Re: PATCH, gdiff, and random-access I/O from Jamie Lokier on 2004-04-30 (ietf-http-wg@w3.org from April to June 2004)

From: Jamie Lokier <jamie@shareable.org>
Date: Fri, 30 Apr 2004 09:22:42 +0100
To: Julian Reschke <julian.reschke@gmx.de>
Cc: Justin Chapweske <justin@chapweske.com>, Alex Rousskov <rousskov@measurement-factory.com>, HTTP working group <ietf-http-wg@w3.org>
Message-ID: <20040430082242.GA13899@mail.shareable.org>

Julian Reschke wrote:
> SEEK 1234<lf>
> WRITE 5<lf>
> abcde<lf>
> TRUNCATE<lf>
> 
> would seek by 1234 bytes, write the bytes stream "abcde" (format is 
> binary), then truncate at this position.

The gdiff format expressed these operations fairly straightforwardly.

Gdiff is just a sequence of "COPY n bytes from position m of original"
and "insert n DATA bytes b0,b1,...bn-1".

A random access write of n bytes to position p is expressed simply in
gdiff as:

    COPY 0,p
    DATA n,b0,b1,...,bn-1
    COPY p+n,length-p-n

The only difficulty for a filesystem driver is that it needs to know
the length before sending the PATCH command.
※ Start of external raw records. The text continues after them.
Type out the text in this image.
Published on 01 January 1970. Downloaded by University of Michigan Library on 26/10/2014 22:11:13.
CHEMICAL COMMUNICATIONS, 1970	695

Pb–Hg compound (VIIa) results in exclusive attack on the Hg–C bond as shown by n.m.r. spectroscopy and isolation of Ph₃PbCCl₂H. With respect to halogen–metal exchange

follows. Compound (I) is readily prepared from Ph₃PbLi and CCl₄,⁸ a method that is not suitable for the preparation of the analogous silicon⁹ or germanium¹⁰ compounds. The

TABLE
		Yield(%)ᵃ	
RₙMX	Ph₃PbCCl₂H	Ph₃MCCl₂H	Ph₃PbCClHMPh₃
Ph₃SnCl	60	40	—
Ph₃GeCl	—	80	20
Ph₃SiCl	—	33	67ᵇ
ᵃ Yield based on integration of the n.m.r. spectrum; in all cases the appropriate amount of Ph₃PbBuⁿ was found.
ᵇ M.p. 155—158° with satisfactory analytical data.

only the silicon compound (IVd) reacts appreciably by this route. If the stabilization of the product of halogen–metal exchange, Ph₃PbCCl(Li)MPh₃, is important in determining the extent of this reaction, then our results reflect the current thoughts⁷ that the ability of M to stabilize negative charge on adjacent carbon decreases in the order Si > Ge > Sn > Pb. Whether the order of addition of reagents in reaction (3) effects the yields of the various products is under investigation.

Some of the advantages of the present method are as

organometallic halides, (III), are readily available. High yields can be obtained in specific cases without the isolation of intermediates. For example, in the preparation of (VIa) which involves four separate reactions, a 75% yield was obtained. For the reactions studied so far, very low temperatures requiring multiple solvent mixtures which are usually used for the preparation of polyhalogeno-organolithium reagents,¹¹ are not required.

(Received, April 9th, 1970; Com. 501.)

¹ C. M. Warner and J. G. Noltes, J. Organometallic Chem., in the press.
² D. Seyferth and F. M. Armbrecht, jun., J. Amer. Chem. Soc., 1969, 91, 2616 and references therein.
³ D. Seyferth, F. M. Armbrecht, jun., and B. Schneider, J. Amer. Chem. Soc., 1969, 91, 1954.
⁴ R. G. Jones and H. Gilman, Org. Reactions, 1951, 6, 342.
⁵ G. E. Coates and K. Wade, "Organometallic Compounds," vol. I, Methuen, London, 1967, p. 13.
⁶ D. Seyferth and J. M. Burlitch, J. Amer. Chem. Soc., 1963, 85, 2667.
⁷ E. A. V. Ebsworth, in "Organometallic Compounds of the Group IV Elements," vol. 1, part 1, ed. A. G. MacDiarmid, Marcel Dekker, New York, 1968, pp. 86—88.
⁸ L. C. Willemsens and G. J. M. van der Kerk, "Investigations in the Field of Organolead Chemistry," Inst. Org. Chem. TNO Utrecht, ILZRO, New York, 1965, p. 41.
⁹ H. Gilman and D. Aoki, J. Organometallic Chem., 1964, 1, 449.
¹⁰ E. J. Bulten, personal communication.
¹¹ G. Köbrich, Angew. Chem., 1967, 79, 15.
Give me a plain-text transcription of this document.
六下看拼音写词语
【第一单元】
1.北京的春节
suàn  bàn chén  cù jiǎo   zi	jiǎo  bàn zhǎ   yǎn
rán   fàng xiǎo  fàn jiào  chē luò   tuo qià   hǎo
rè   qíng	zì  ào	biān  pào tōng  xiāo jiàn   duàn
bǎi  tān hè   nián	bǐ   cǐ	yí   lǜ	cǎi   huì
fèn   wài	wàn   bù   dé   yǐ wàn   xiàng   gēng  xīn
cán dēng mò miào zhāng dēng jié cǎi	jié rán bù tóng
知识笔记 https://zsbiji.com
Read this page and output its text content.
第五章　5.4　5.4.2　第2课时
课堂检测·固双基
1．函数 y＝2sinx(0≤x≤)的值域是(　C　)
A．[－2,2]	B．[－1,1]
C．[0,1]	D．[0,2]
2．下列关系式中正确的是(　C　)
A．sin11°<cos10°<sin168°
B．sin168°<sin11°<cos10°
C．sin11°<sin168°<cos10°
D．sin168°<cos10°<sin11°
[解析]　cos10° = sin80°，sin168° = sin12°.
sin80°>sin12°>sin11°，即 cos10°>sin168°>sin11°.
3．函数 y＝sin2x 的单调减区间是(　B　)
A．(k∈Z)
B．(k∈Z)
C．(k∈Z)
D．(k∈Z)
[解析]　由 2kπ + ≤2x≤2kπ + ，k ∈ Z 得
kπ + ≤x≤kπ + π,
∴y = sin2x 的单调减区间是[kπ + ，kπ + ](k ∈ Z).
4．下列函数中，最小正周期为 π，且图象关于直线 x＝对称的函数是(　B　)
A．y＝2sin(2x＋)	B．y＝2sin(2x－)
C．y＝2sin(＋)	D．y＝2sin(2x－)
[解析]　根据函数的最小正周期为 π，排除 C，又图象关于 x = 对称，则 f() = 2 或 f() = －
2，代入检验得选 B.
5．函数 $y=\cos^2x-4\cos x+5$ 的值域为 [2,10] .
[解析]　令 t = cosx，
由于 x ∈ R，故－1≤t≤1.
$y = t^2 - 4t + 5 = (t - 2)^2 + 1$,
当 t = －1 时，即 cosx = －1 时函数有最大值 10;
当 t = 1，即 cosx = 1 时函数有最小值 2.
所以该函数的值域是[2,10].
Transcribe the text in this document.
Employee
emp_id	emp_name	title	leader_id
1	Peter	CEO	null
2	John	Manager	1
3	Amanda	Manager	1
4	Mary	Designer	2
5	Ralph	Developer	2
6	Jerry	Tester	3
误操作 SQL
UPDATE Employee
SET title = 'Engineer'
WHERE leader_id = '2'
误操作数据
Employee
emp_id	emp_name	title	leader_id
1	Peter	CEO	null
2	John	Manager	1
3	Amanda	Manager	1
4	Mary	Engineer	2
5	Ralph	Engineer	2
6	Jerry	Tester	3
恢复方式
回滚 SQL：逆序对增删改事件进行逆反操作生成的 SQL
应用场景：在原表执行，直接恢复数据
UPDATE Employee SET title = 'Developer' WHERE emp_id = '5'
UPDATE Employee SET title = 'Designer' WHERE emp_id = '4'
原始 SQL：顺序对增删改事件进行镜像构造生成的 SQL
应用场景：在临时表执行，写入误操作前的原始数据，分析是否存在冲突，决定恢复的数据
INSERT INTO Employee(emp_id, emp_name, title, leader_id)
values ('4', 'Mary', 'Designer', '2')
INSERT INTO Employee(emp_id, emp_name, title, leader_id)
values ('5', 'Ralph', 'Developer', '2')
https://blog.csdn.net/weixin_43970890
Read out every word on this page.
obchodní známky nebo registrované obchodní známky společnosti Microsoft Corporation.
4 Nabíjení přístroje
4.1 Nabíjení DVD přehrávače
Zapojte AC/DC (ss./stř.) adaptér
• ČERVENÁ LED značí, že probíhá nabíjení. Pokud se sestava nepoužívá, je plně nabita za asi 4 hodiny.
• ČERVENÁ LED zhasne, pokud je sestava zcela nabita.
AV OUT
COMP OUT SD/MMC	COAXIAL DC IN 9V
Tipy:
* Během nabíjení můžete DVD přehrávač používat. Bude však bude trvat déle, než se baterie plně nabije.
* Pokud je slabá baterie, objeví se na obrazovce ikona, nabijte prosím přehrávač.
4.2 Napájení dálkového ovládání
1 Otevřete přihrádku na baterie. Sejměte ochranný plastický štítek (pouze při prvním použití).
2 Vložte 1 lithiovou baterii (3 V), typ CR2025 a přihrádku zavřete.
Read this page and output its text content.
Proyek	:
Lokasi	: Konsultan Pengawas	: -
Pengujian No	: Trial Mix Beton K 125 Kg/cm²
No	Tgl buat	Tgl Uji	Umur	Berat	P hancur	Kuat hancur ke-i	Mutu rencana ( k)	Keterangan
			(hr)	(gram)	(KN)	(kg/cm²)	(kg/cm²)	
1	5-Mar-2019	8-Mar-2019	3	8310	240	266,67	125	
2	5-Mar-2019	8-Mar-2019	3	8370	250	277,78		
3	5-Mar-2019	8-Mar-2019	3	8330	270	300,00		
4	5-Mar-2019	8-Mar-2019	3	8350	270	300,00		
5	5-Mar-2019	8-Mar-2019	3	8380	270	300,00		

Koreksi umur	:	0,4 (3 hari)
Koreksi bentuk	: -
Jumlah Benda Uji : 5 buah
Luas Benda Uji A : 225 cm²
If the driver and server are using Etags anyway, to ensure the PATCH
applies to known content, then the driver will know the length.  Same
if it's using WebDAV-style locking.

However, Etags are often based on things like the MD5 of the file's
contents, which we don't want the server to have to recompute each time.

We should bear in mind that if we're trying to design a _good_
read-write file server protocol, a bit more thought needs to go into
the cacheing model.

-- Jamie

Received on Friday, 30 April 2004 04:25:55 UTC